Да, конечно, опорой семьи был Корнелиус. Я знаю точно, что именно он с матерью занимались счетами и решали, как лучше распорядиться деньгами. Сколько я себя помню, я всегда обращалась к нему, если мне было что-нибудь нужно. В результате, пока мы были маленькими, он не мог жениться. Помнится, он тогда даже не глядел не девушек. И женился только через много лег после войны, когда мы все выросли.
Но отец тоже что-то для нас значил. Мы, в отличие от окружающих, не были обычными фермерами. У нас всегда были и книги, и музыка, и отцовские картины, и его ювелирные изделия. Благодаря отцу мы отличались от других. Я помню, как я гордилась тем, что отец ходит в черном сюртуке и каждый день надевает свежую белую рубашку, тогда как соседи наши ходят все в том же. Много лет прошло, прежде чем я поняла, что в этих разговорах о белых воротничках было нечто оскорбительное. Кто-то ведь — сначала мать, пока у нее хватало сил, а потом кто-нибудь из старших девочек вынужден был каждый день стирать и гладить эти рубашки и воротнички, сколько бы у них ни накопилось хлопот — то нужно было готовить маринады, то масло сбивать.

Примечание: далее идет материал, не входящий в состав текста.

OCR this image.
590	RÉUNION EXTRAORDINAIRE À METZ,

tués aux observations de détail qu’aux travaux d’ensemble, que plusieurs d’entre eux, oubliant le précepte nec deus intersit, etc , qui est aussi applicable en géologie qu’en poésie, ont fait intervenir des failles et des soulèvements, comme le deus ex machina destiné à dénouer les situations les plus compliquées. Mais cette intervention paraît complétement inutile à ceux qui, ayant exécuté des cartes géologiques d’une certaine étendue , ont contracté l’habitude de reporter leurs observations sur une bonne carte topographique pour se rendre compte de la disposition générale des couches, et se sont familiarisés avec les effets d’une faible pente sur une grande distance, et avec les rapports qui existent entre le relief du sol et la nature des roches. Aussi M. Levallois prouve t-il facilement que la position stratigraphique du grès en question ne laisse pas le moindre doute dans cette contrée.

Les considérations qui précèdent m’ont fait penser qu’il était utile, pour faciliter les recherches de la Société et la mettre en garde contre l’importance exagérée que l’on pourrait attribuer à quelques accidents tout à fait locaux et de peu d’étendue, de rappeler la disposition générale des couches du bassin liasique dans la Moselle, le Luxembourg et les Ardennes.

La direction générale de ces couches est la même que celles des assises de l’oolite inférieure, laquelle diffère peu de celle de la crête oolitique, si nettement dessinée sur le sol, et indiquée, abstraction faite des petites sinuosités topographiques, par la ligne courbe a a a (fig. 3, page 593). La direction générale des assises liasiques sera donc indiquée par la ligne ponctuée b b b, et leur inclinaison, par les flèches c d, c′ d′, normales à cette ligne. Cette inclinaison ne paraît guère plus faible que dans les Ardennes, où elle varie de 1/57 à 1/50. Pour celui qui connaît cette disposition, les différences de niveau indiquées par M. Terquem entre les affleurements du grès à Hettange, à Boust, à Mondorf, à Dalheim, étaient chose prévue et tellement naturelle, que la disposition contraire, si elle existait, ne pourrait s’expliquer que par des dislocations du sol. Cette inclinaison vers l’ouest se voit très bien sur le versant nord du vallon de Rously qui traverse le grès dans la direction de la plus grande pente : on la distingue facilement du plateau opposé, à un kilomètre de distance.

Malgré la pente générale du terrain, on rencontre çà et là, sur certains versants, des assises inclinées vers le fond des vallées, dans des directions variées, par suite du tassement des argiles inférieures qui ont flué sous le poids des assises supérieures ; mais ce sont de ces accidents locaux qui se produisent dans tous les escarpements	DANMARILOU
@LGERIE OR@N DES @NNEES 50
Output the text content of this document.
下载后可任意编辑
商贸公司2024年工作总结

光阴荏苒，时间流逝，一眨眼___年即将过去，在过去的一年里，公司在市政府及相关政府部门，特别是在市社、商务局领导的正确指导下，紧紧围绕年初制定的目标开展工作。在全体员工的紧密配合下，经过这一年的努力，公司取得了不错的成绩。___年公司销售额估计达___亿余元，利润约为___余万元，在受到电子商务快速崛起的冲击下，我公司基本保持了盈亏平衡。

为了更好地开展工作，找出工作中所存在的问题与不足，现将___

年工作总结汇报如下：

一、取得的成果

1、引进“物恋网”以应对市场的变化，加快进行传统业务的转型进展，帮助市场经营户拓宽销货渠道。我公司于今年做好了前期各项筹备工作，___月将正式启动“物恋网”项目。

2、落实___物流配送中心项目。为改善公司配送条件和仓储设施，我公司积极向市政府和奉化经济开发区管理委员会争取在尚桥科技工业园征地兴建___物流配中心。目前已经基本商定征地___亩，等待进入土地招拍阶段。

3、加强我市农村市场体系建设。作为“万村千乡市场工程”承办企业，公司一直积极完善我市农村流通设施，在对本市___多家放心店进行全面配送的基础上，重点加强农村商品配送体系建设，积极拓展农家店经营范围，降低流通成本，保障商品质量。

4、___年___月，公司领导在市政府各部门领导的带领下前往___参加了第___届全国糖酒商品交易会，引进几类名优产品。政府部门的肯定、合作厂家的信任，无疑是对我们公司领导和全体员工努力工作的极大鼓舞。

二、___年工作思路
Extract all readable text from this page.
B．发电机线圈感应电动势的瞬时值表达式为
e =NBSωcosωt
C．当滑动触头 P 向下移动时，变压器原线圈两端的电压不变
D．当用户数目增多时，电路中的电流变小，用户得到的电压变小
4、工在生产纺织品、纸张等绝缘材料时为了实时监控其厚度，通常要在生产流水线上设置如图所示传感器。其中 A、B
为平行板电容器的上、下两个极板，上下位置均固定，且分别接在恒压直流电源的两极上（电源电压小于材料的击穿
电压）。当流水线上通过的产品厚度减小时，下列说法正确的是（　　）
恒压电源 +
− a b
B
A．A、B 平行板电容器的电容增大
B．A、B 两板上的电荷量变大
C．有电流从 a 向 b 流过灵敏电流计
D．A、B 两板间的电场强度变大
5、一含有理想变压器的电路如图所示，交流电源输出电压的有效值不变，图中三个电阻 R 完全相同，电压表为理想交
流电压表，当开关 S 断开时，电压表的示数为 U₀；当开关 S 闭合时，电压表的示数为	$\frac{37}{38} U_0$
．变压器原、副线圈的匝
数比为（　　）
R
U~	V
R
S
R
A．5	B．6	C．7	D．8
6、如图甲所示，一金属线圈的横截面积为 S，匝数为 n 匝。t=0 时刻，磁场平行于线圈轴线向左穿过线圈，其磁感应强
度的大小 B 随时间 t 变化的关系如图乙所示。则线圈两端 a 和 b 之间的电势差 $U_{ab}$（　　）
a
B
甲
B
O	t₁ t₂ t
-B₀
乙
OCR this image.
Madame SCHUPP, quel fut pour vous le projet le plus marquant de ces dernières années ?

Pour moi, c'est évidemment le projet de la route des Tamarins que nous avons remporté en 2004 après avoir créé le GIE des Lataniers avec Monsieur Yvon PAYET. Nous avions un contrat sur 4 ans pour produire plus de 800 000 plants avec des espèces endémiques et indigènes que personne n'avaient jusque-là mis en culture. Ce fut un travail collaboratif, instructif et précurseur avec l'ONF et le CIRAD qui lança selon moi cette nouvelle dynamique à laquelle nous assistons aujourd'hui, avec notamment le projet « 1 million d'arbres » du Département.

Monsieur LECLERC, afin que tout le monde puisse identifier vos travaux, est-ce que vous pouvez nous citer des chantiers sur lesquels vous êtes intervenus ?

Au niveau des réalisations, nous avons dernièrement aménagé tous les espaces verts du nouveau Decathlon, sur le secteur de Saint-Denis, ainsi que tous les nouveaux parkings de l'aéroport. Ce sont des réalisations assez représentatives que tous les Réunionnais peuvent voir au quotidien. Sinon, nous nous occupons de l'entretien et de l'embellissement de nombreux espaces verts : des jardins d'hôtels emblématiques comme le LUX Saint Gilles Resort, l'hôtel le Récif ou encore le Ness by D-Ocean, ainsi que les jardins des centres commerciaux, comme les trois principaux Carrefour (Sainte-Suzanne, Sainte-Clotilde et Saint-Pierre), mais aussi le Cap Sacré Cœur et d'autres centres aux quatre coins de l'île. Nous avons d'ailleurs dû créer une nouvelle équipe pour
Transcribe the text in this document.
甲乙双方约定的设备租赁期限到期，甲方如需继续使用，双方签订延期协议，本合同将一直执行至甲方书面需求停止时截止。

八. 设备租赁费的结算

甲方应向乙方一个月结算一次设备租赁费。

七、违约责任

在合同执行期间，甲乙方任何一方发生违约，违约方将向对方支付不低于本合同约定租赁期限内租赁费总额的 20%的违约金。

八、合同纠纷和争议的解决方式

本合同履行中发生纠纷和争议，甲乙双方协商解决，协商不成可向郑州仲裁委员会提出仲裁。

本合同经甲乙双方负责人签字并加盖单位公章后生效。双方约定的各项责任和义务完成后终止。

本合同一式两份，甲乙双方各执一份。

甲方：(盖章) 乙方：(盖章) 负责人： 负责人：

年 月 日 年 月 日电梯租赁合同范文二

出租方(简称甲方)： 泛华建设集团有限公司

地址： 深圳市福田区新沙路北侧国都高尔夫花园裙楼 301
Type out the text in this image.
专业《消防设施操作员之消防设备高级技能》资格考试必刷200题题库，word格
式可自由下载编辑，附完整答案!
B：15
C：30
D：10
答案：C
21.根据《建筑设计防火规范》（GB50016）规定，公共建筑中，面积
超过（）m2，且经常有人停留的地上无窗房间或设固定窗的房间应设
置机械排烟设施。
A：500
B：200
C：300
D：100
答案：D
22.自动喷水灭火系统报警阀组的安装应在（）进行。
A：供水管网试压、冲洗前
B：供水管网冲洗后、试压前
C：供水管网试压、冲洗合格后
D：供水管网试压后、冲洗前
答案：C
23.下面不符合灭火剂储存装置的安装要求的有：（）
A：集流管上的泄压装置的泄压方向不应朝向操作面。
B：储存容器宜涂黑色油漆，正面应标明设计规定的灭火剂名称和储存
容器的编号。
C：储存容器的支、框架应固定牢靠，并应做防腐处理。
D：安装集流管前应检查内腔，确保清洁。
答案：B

Когда разразилась война, мы страшно забеспокоитесь, что будет, если Корнелиуса призовут в армию. Сам он твердо решил не идти добровольцем. Германус внушил всем нам ужас перед рабством, и хотя многие соседи, что побогаче, имели рабов, он никогда их не покупал. Унаследованная от предков приверженность свободе, растворенная у него в самой крови, восставала против того, чтобы купить человека и подчинить его своей воле. Если ему и приходилось нанимать негров, то он по-честному платил им деньгами, и никогда не пытался сделать их своей собственностью. Дети настолько заразились его страстью к свободе, что ничто не могло заставить их и Корнелиуса сражаться на стороне южан. Но в то же время они считали Юг своей родиной, а это делало невозможной для них самую мысль о борьбе против Виргинии. Нейтралитет, достаточно проблематичный и в лучшие времена, был для них теперь единственно приемлемой позицией, и Германус с Корнелиусом заявили, что они ни за кого. Подобные слова не могли прибавить им популярности в те горячие времена, но Германус просто не обращал на это внимания. По складу характера он всегда предпочитал оппозицию, и, как я слышала в это время, он был преданным и сверх меры прямолинейным сторонником церкви и сочинял несколько вольные мотивы для псалмов. О нем негодующе шептались, главным образом рабовладельцы, но его честность, бесстрашие и высокомерие так были всем известны, что в открытую никто против него не шел.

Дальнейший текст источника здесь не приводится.